Please explain summaries in Library of Congress Cataloging in Publication Data
February 3, 2005 5:01 PM   Subscribe

I have always enjoyed reading the summaries that often appear in the Library of Congress Cataloging in Publication Data (the small type at the beginning of the book that includes the date of publication, etc.) of books for young people. Just because they're amusing, I'll provide an example:

Poinsettia and the Firefighters by Felicia Bond
Summary: Poinsettia the Pig feels lonely and afraid of the dark until she learns that there is someone else awake and keeping watch all night: the fire fighters.

Why are these summaries there? Why don't books for adults have them?
posted by bubukaba to Writing & Language (3 answers total)
 
I am not a cataloger, but in my dim memory of cataloging class, I seem to remember that the publishers themselves submit some amount of the cataloging in publication data to LOC. I'm guessing that the children's book publishers submit the summaries to aid parents/teachers who are selecting the books for their kids.
posted by gnat at 5:58 PM on February 3, 2005


I work for a publisher of kids' books. (I'm relatively new to the company, though.) Most of our stuff has been textbooks, but we just started some historical nonfiction.

We submitted our data to a cataloging company, Quality Books, although the Library of Congress also does it. I believe that although we provided them with different data, like the author's name, birth year, and other info, they did the Cataloging-in-Publication Data and wrote the summary themselves. They then sent it to us and said "put this in the front of your book. Don't touch it." That led to an Ask MeFi question of my own about CiP formatting. Anyway, to answer your question, I believe that the summary is put in there to aid librarians and buyers as they consider purchasing the book. I think it goes into a listing of newly-available books that is distributed to librarians, and the summary helps librarians decide whether they want it or not. Adult books tend, I think, to have reviews, or quotes, or other press, and libraries use that as they evaluate whether to get certain books or not.

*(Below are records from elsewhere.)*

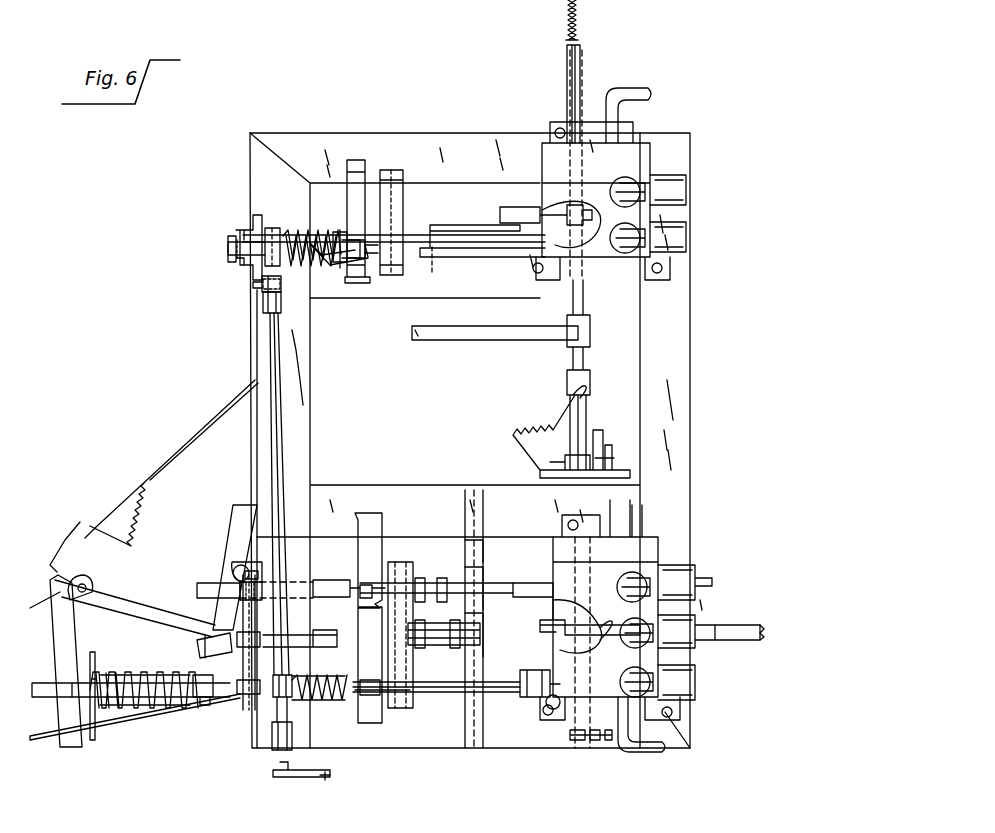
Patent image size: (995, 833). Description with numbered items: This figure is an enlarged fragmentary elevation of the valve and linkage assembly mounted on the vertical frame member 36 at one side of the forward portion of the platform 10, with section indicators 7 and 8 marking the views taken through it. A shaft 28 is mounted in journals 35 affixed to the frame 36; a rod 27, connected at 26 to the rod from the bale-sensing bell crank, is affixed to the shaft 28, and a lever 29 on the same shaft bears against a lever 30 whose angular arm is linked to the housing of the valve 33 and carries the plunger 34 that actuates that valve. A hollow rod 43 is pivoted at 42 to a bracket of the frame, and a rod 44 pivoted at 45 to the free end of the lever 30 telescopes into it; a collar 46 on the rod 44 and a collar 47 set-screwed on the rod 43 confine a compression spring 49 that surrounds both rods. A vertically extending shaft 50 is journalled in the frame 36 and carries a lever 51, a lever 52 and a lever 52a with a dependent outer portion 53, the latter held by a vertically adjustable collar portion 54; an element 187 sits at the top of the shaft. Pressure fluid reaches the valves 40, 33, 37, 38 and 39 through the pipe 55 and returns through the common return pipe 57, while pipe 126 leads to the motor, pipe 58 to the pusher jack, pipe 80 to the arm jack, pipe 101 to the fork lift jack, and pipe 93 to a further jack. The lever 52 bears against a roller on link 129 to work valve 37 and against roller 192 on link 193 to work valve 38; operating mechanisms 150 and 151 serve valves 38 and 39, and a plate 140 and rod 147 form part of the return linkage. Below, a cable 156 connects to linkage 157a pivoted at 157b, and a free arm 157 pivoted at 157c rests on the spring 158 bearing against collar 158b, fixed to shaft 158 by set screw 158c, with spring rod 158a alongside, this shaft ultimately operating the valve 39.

The spring 187 is at (578, 24).
The vertically extending shaft 50 is at (578, 72).
The pipe 55 is at (650, 86).
The section line 7- 7 is at (238, 126).
The section line 8- 8 is at (202, 400).
The platform 10 is at (206, 568).
The vertically adjustable collar portion 54 is at (583, 212).
The pipe 126 is at (633, 197).
The valve 40 is at (698, 194).
The pipe 58 is at (645, 237).
The valve 33 is at (700, 242).
The plunger 34 is at (533, 243).
The laterally extending lever 52a is at (470, 234).
The dependent outer portion 53 is at (432, 232).
The lever 30 is at (476, 250).
The pivot 45 is at (348, 237).
The collar 46 is at (341, 230).
The compression spring 49 is at (297, 243).
The rod 44 is at (338, 238).
The collar 47 is at (275, 229).
The hollow rod 43 is at (262, 238).
The pivot 42 is at (229, 242).
The journals 35 is at (263, 310).
The lever 29 is at (327, 270).
The laterally extending lever 51 is at (474, 341).
The vertical frame member 36 is at (305, 427).
The shaft 28 is at (285, 475).
The pivot 157b is at (243, 578).
The pivot 157c is at (84, 590).
The linkage 157a is at (124, 594).
The rod 147 is at (197, 596).
The cable 156 is at (38, 608).
The free arm 157 is at (82, 637).
The shaft 158 is at (120, 702).
The spring rod 158a is at (145, 704).
The collar 158b is at (210, 704).
The set screw 158c is at (208, 706).
The rod 27 is at (310, 770).
The connection 26 is at (329, 776).
The plate 140 is at (405, 672).
The link 129 is at (500, 594).
The operating mechanism 150 is at (494, 648).
The link 193 is at (508, 638).
The operating mechanism 151 is at (500, 706).
The laterally extending lever 52 is at (537, 600).
The roller 192 is at (574, 637).
The pipe 80 is at (638, 577).
The pipe 101 is at (650, 633).
The pipe 93 is at (660, 680).
The valve 37 is at (670, 574).
The valve 38 is at (686, 644).
The valve 39 is at (702, 697).
The common return pipe 57 is at (660, 754).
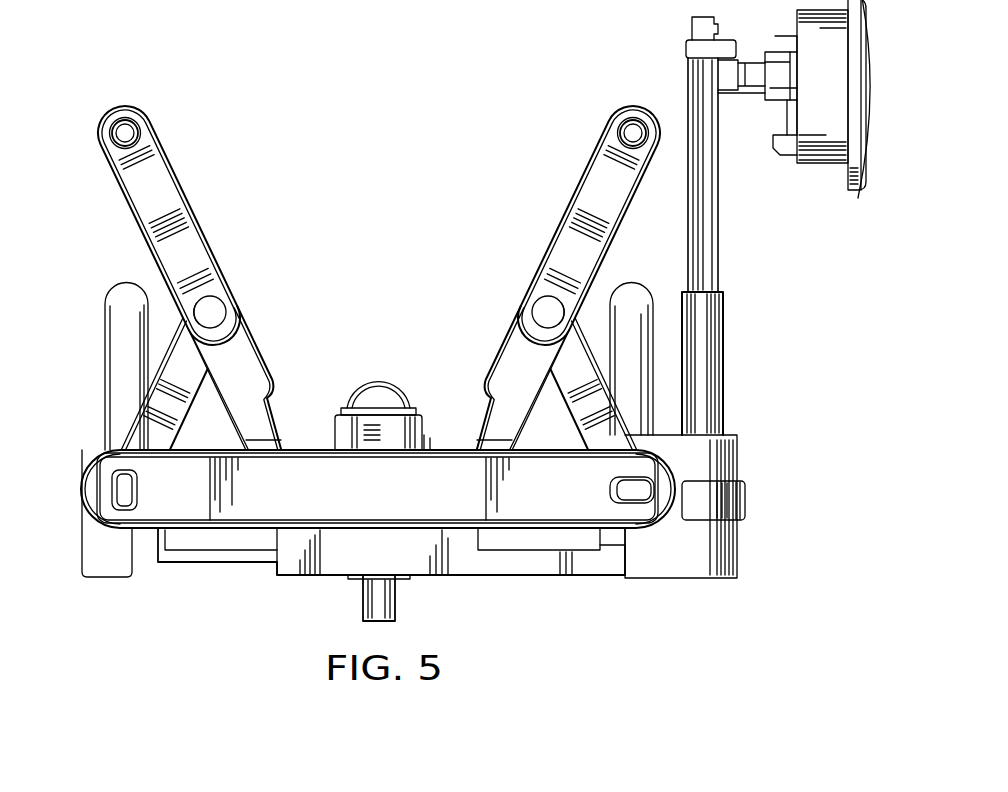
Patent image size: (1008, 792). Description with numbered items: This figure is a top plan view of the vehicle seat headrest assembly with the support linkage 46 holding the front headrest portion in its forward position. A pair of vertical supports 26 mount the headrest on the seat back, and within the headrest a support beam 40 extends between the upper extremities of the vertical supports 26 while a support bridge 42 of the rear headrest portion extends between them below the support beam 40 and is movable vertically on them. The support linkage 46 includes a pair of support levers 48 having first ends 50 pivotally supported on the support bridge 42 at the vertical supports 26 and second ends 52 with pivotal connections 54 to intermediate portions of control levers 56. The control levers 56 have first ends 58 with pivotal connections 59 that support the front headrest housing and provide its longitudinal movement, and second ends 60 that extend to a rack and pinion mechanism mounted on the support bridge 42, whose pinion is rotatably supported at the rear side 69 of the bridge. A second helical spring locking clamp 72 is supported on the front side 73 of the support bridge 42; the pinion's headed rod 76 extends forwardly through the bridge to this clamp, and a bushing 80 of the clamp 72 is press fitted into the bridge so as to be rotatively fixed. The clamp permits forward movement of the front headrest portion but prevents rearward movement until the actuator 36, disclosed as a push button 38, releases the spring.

The vertical supports 26 is at (105, 328).
The actuator 36 is at (853, 190).
The push button 38 is at (876, 86).
The support beam 40 is at (242, 514).
The support bridge 42 is at (508, 584).
The support linkage 46 is at (108, 238).
The support levers 48 is at (134, 395).
The first ends 50 is at (88, 468).
The second ends 52 is at (232, 364).
The pivotal connections 54 is at (214, 304).
The control levers 56 is at (204, 203).
The first ends 58 is at (100, 121).
The pivotal connections 59 is at (120, 136).
The second ends 60 is at (276, 440).
The rear side 69 is at (458, 578).
The second helical spring locking clamp 72 is at (377, 384).
The front side 73 is at (438, 448).
The headed rod 76 is at (356, 405).
The bushing 80 is at (350, 428).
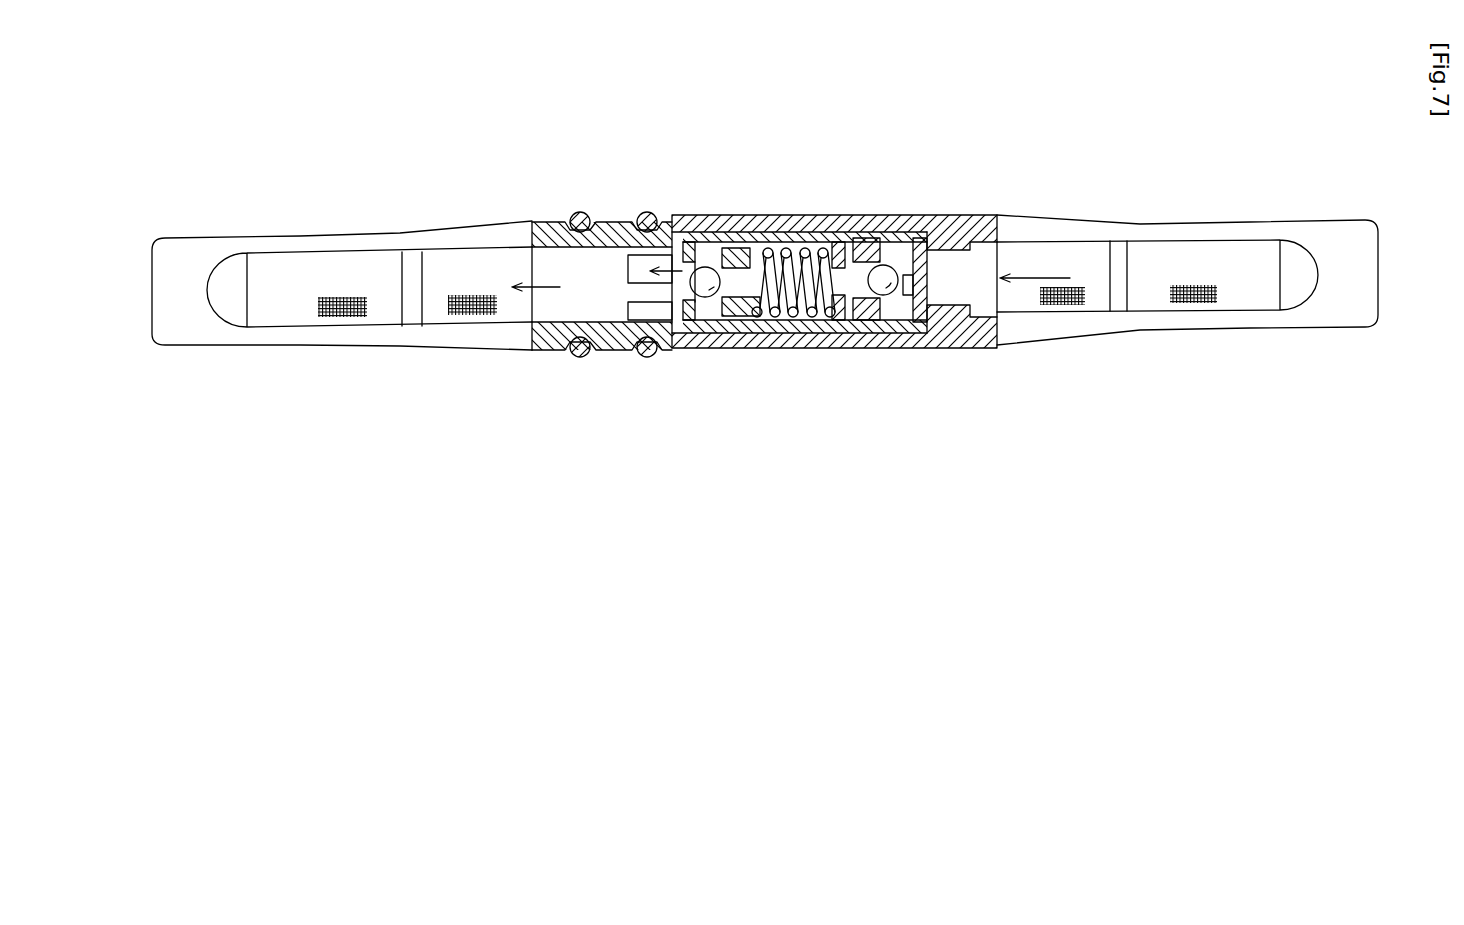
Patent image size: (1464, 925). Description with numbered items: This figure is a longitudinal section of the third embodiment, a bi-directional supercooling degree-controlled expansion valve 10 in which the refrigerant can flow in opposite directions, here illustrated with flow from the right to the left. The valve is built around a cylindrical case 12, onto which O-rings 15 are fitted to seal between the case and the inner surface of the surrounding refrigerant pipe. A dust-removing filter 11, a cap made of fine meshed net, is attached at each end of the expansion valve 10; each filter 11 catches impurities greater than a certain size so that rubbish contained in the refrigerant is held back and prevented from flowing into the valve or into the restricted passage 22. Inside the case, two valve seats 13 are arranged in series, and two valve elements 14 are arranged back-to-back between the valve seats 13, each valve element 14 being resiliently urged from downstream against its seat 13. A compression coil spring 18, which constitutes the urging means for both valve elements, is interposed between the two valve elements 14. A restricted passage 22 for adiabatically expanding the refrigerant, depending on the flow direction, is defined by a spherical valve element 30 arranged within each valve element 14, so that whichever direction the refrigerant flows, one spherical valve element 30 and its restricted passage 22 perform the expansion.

The expansion valve 10 is at (764, 263).
The dust-removing filter 11 is at (327, 318).
The cylindrical case 12 is at (613, 342).
The valve seat 13 is at (668, 233).
The valve element 14 is at (722, 340).
The O-ring 15 is at (648, 210).
The compression coil spring 18 is at (796, 312).
The restricted passage 22 is at (703, 300).
The spherical valve element 30 is at (707, 267).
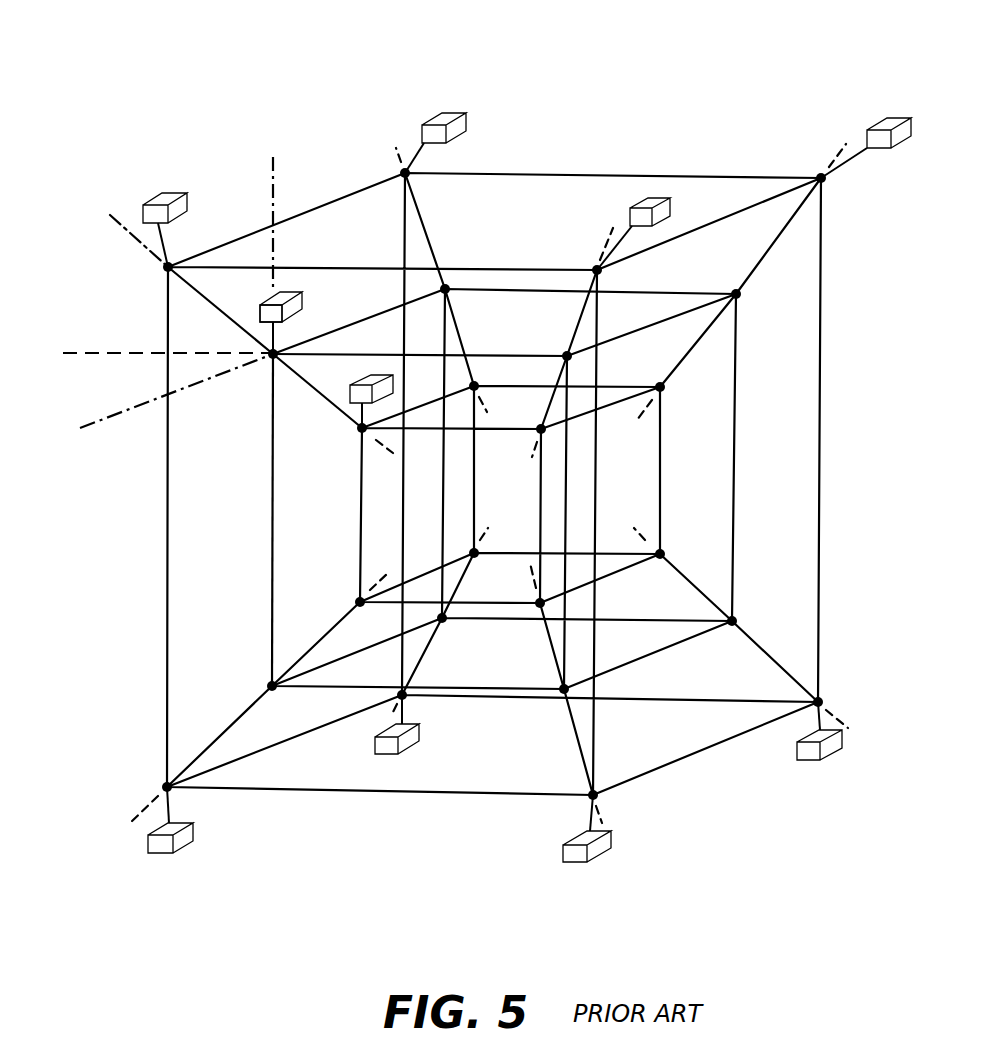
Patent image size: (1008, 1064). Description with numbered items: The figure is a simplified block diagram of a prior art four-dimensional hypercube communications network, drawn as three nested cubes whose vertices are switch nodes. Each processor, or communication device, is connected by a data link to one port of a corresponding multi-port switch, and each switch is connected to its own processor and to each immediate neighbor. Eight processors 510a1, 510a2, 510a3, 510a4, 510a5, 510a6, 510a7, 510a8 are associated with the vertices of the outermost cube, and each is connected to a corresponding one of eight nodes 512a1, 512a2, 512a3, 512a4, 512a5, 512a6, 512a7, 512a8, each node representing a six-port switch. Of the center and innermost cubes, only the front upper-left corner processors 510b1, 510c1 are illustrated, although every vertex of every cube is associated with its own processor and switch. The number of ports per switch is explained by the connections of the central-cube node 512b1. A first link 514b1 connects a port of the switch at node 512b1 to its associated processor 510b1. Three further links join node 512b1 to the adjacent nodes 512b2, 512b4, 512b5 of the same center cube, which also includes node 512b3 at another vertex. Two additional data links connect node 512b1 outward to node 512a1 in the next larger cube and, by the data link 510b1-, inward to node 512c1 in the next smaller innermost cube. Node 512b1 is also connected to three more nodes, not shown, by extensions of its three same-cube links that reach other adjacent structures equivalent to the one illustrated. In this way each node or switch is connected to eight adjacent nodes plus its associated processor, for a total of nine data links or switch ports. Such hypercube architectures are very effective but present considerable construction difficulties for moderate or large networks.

But I'm new to this whole publishing gig, and I could be way off. Somebody correct me.

In other news, if any official MeFibrarians get in touch with me, I'll send you a free copy of those historical nonfictions when they get back from the printer.
posted by Alt F4 at 6:30 PM on February 3, 2005


When I was teaching, I'd sometimes have to go mining for dozens of books on a single topic. Children's book titles can be pretty cryptic (something by the name of Poinsettia and the Firefighters doesn't jump out at you if you're looking for books on pigs). So these one-line summaries, which I often found in librarian's book lists, were very helpful.